10. Wat betekent dat allemaal ? Dat
alles betekent de weetgierigheid van het geloof, dat bevredigd wil worden.
Deze op zichzelf edele weetgierigheid zoekt alles wat maar te bedenken is op,
om daarin dan een levendige bevrediging te vinden.
11. Ze gaat naar Pilatus
en vraagt toestemming; dat wil zoveel zeggen als: zulke weetgierigheid gaat
naar de wereld en probeert daar al het mogelijke te vinden, wat haar tot
bevestiging van de waarheid kan dienen.
12. Heeft ze van de wereld alles
ontvangen wat ze zocht, dan wendt ze zich tot de Gekruisigde. Maar hoe? Ze
probeert daar alle woorden en alle verklaringen in een helder licht te stellen,
om ze te bevrijden van de geheimzinnige schijnbare tegenspraken, die in de
Heilige Schrift voorkomen.
13. Dit gelukt haar ook; ze heeft
het lichaam met recht van het kruis, dat in zijn vorm een tegenspraak
voorstelt, bevrijd. Maar wat heeft zij, die edele weetgierigheid namelijk, nu
verkregen? Kijk, een dood lichaam, waar nu geen leven meer in is!

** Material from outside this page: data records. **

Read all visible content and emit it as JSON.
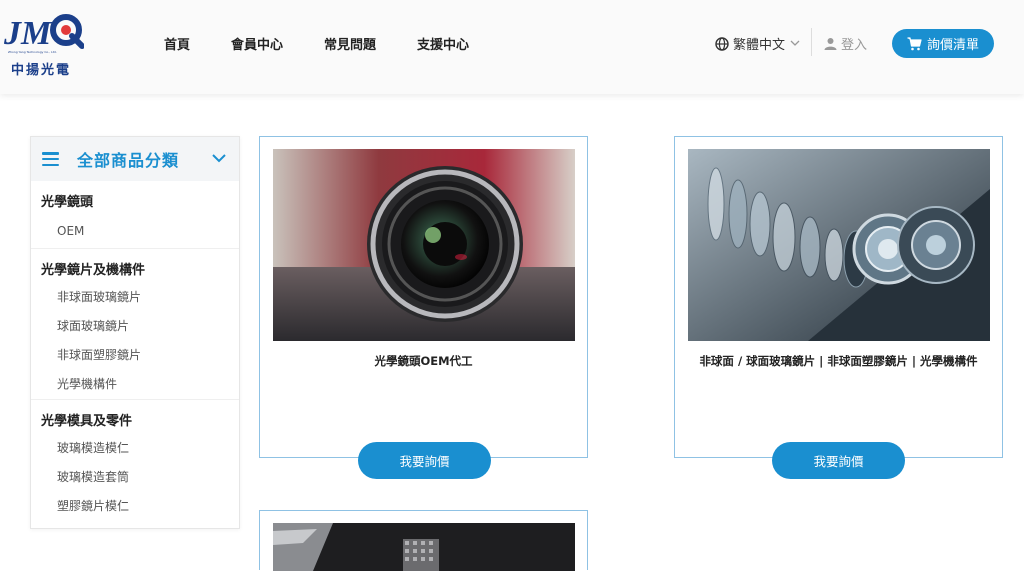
{
  "brand": {
    "logo_text": "JMQ",
    "logo_subtext": "Zhong Yang Technology Co., Ltd.",
    "name_cn": "中揚光電",
    "color": "#1b3f8a"
  },
  "nav": {
    "items": [
      {
        "label": "首頁"
      },
      {
        "label": "會員中心"
      },
      {
        "label": "常見問題"
      },
      {
        "label": "支援中心"
      }
    ]
  },
  "header": {
    "language": "繁體中文",
    "login": "登入",
    "quote_list": "詢價清單",
    "accent": "#1a8fd0"
  },
  "sidebar": {
    "title": "全部商品分類",
    "groups": [
      {
        "label": "光學鏡頭",
        "items": [
          {
            "label": "OEM"
          }
        ]
      },
      {
        "label": "光學鏡片及機構件",
        "items": [
          {
            "label": "非球面玻璃鏡片"
          },
          {
            "label": "球面玻璃鏡片"
          },
          {
            "label": "非球面塑膠鏡片"
          },
          {
            "label": "光學機構件"
          }
        ]
      },
      {
        "label": "光學模具及零件",
        "items": [
          {
            "label": "玻璃模造模仁"
          },
          {
            "label": "玻璃模造套筒"
          },
          {
            "label": "塑膠鏡片模仁"
          }
        ]
      }
    ]
  },
  "products": [
    {
      "title": "光學鏡頭OEM代工",
      "button": "我要詢價",
      "image": "camera-lens-photo"
    },
    {
      "title": "非球面 / 球面玻璃鏡片 | 非球面塑膠鏡片 | 光學機構件",
      "button": "我要詢價",
      "image": "exploded-lens-photo"
    },
    {
      "title": "",
      "button": "",
      "image": "mold-parts-photo"
    }
  ]
}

14. Deze edele weetgierigheid ziet
dat ook in, maar toch is ze innerlijk verheugd over deze gelukkige bevrijding
van het kruis. Ze balsemt het lijk met kostelijke specerijen, wikkelt het in
wit linnen en legt het dan in een nieuw graf, waarin nog nooit iemand heeft
gelegen.
15. Wat wil dat zeggen? Door zulk een zo grondige belichting van het woord uit
de Heilige Schrift wordt ongetwijfeld de goddelijkheid daarvan zichtbaar en
wordt ook daardoor geacht en zeer geëerd. Dat is de zalving. Want niet zelden
spreekt iemand in de meest verheven termen over de waarde en de goddelijke
grootheid van de heilige schrift; maar dat alles is de balseming van het
lichaam.
16. De mens met deze edele
weetgierigheid ontwikkelt zo'n erkende waarheid met de hoogste en zuiverste
hoogachting - ja, hij huivert van de grote wijsheid in dit boek; en dat is
niets anders dan de omwikkeling van het lichaam met wit linnen. Zo onschuldig
en zuiver zulk linnen op zichzelf is, zo is dat ook de gelijkwaardige
deemoedige erkenning; maar het lichaam, de balsem en ook het linnen, zijn niet
levend en geven ook geen leven.
17. Men zal dit lichaam nu in een
nieuw graf leggen. Wat is dat dan? - De kennis, die de mens tengevolge van zijn
edele weetgierigheid zich heeft eigen gemaakt, geeft hem geen leven, geen
levendige overtuiging; daarom neemt hij alles bijeen en legt het in het graf
van zij n diepere verstand, legt daar een steen overheen, wat zoveel wil
zeggen als dat hij over deze zuiver erkende waarheid een heel zware twijfel
legt, want hij zegt: "Al deze oplossingen van de verborgen geheimen uit
de Heilige Schrift lijken erg mooi, maar een duidelijke overtuiging geven ze
toch niet".
18. En kijk, dat is toch letterlijk
de toestand van iemand die veel leest! Hij mag al het gelezene
nog zo goed begrijpen vanaf de natuurlijke tot de innerlijk geestelijke
betekenis; als hij echter van al het gelezene een
werkelijk bewijs wil hebben, dan komt hij tot de ervaring, dat niet eens een
zonnestofje voor zijn wil buigt. En wil hij het leven van de geest, dan ontmoet
hij in plaats daarvan altijd de nacht van het graf, waarin hij het lichaam
heeft gelegd; of met andere woorden: hij krijgt over het hiernamaals geen in
zichzelf zichtbare zekerheid, maar alles is bij hem een hypothese, helemaal
niets meer, dus een lichaam in een graf.
19. Maar wat is hij daarmee
geholpen? Al heeft hij nog zoveel gelezen, maar hij kan door al dat gelezene niet tot een levende overtuiging komen, dan lijkt
hij op Jozef van Arimathea, die wel een lichaam van
het kruis neemt en zalft en in wit linnen wikkelt, - maar het lijk blijft een
lijk en wordt altijd naar het graf gedragen.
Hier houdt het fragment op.